The DOJ petitioned the Appeals Court to reconsider the case at an en banc hearing, believing that their decision looked at both merchants and consumers, instead of focusing only on the impact to merchants alone, and that the onus should be for American Express to show how its anti-steering clauses would promote competition. The Appeals Court refused to reconsider its decision by January 2017.

==Supreme Court==
While the Department of Justice and other states dropped the suit, eleven states continued to appeal to the Supreme Court of the United States and filed petition to hear the case in June 2017; Ohio (leading the petition for appeal), Connecticut, Idaho, Illinois, Iowa, Maryland, Michigan, Montana, Rhode Island, Utah and Vermont. The States' appeal raised questions of the Second Circuit's decision in conflict with past case law, and that Supreme Court guidance was needed on how antitrust measures should be applied a two-sided market, which was becoming a significant portion of the national economy. The Supreme Court accepted the case in October 2017.

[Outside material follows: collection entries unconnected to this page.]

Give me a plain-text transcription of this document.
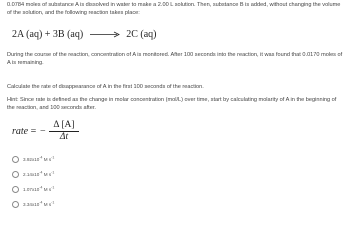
0.0784 moles of substance A is dissolved in water to make a 2.00 L solution. Then, substance B is added, without changing the volume of the solution, and the following reaction takes place:

2A (aq) + 3B (aq) → 2C (aq)

During the course of the reaction, concentration of A is monitored. After 100 seconds into the reaction, it was found that 0.0170 moles of A is remaining.

Calculate the rate of disappearance of A in the first 100 seconds of the reaction.

Hint: Since rate is defined as the change in molar concentration (mol/L) over time, start by calculating molarity of A in the beginning of the reaction, and 100 seconds after.

rate = −
Δ [A]
Δt
$3.92x10^{-4}$ M $s^{-1}$
$2.14x10^{-4}$ M $s^{-1}$
$1.07x10^{-4}$ M $s^{-1}$
$3.34x10^{-4}$ M $s^{-1}$
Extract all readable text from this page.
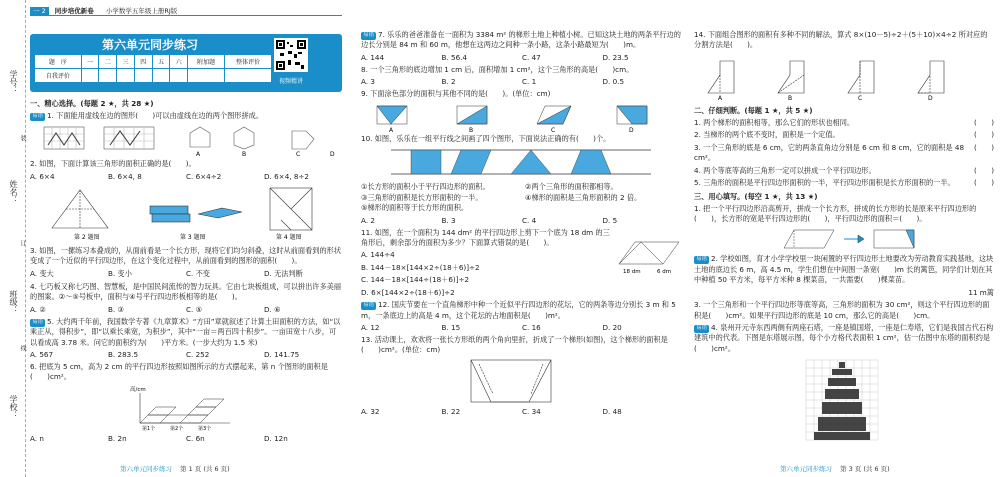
学号：
姓名：
班级：
学校：
装
订
线
一 2 同步培优新卷 小学数学五年级上册RJ版
第六单元同步练习
题　序	一	二	三	四	五	六	附加题	整体评价
自我评价								
视频精讲
一、精心选择。(每题 2 ★，共 28 ★)
易错 1. 下面能用虚线在边的图形(　　)可以由虚线在边的两个图形拼成。
A	B	C	D
2. 如图，下面计算该三角形的面积正确的是(　　)。
A. 6×4	B. 6×4, 8	C. 6×4÷2	D. 6×4, 8÷2
第 2 题图	第 3 题图	第 4 题图
3. 如图，一摞练习本叠成的，从面前看是一个长方形，现将它们均匀斜叠，这时从前面看到的形状变成了一个近似的平行四边形，在这个变化过程中，从前面看到的图形的面积(　　)。
A. 变大	B. 变小	C. 不变	D. 无法判断
4. 七巧板又称七巧图、智慧板，是中国民间流传的智力玩具。它由七块板组成，可以拼出许多美丽的图案。②～⑤号板中，面积与④号平行四边形板相等的是(　　)。
A. ②	B. ③	C. ⑤	D. ⑥
易错 5. 大约两千年前，我国数学专著《九章算术》“方田”章就叙述了计算土田面积的方法，如“以乘正从，得积步”，即“以乘长乘宽，为积步”，其中“一亩＝两百四十积步”。一亩田宽十八步，可以看成高 3.78 米。问它的面积约为(　　)平方米。(一步大约为 1.5 米)
A. 567	B. 283.5	C. 252	D. 141.75
6. 把底为 5 cm，高为 2 cm 的平行四边形按照如图所示的方式摆起来，第 n 个图形的面积是(　　)cm²。
高/cm
第1个	第2个	第3个
A. n	B. 2n	C. 6n	D. 12n
第六单元同步练习 第 1 页 (共 6 页)
易错 7. 乐乐的爸爸准备在一面积为 3384 m² 的梯形土地上种植小树。已知这块土地的两条平行边的边长分别是 84 m 和 60 m，他想在这两边之间种一条小路，这条小路最短为(　　)m。
A. 144	B. 56.4	C. 47	D. 23.5
8. 一个三角形的底边增加 1 cm 后，面积增加 1 cm²，这个三角形的高是(　　)cm。
A. 3	B. 2	C. 1	D. 0.5
9. 下面涂色部分的面积与其他不同的是(　　)。(单位：cm)
A	B	C	D
10. 如图，乐乐在一组平行线之间画了四个图形，下面说法正确的有(　　)个。
①长方形的面积小于平行四边形的面积。	②两个三角形的面积都相等。
③三角形的面积是长方形面积的一半。	④梯形的面积是三角形面积的 2 倍。
⑤梯形的面积等于长方形的面积。
A. 2	B. 3	C. 4	D. 5
11. 如图，在一个面积为 144 dm² 的平行四边形上剪下一个底为 18 dm 的三角形后，剩余部分的面积为多少？下面算式错误的是(　　)。
A. 144÷4
B. 144－18×[144×2÷(18＋6)]÷2
C. 144－18×[144÷(18＋6)]÷2
D. 6×[144×2÷(18＋6)]÷2
18 dm	6 dm
易错 12. 国庆节要在一个直角梯形中种一个近似平行四边形的花坛，它的两条等边分别长 3 m 和 5 m，一条底边上的高是 4 m，这个花坛的占地面积是(　　)m²。
A. 12	B. 15	C. 16	D. 20
13. 活动课上，欢欢将一张长方形纸的两个角向里折，折成了一个梯形(如图)，这个梯形的面积是(　　)cm²。(单位：cm)
A. 32	B. 22	C. 34	D. 48
14. 下面组合图形的面积有多种不同的解法，算式 8×(10－5)÷2＋(5＋10)×4÷2 所对应的分割方法是(　　)。
A	B	C	D
二、仔细判断。(每题 1 ★，共 5 ★)
1. 两个梯形的面积相等，那么它们的形状也相同。	(　　)
2. 当梯形的两个底不变时，面积是一个定值。	(　　)
3. 一个三角形的底是 6 cm，它的两条直角边分别是 6 cm 和 8 cm，它的面积是 48 cm²。
(　　)
4. 两个等底等高的三角形一定可以拼成一个平行四边形。	(　　)
5. 三角形的面积是平行四边形面积的一半，平行四边形面积是长方形面积的一半。	(　　)
三、用心填写。(每空 1 ★，共 13 ★)
1. 把一个平行四边形沿高剪开，拼成一个长方形，拼成的长方形的长是原来平行四边形的(　　)，长方形的宽是平行四边形的(　　)，平行四边形的面积＝(　　)。
易错 2. 学校如图，育才小学学校里一块闲置的平行四边形土地要改为劳动教育实践基地，这块土地的底边长 6 m，高 4.5 m，学生们想在中间围一条宽(　　)m 长的篱笆，同学们计划在其中种植 50 平方米，每平方米种 8 棵菜苗，一共需要(　　)棵菜苗。
11 m篱
3. 一个三角形和一个平行四边形等底等高，三角形的面积为 30 cm²，则这个平行四边形的面积是(　　)cm²。如果平行四边形的底是 10 cm，那么它的高是(　　)cm。
易错 4. 泉州开元寺东西两侧有两座石塔，一座是镇国塔，一座是仁寿塔，它们是我国古代石构建筑中的代表。下图是东塔展示图，每个小方格代表面积 1 cm²，估一估图中东塔的面积约是(　　)cm²。
第六单元同步练习 第 3 页 (共 6 页)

Oral arguments were heard on February 26, 2018; court observers reported that both sides were equally asked tough questions, and it was difficult to determine which direction the Court would take. Questions asked in the oral session were principally from Justices Sonia Sotomayor and Neil Gorsuch.

The Court issued its 5–4 decision on June 25, 2018, affirming the Appeals Court's ruling, and that the American Express steering provisions did not violate antitrust law. The majority opinion, written by Justice Clarence Thomas and joined by Justices Roberts, Kennedy, Alito, and Gorsuch, found that the petitioners had not shown any harm of the steering provisions that otherwise would not have occurred if no steering provisions were in place, nor have the provisions stifled competition in the market. Justice Stephen Breyer wrote the dissenting opinion, joined by Justices Ginsburg, Sotomayor, and Kagan, taking issue with how the rule of reason had been applied for this case throughout its judicial history.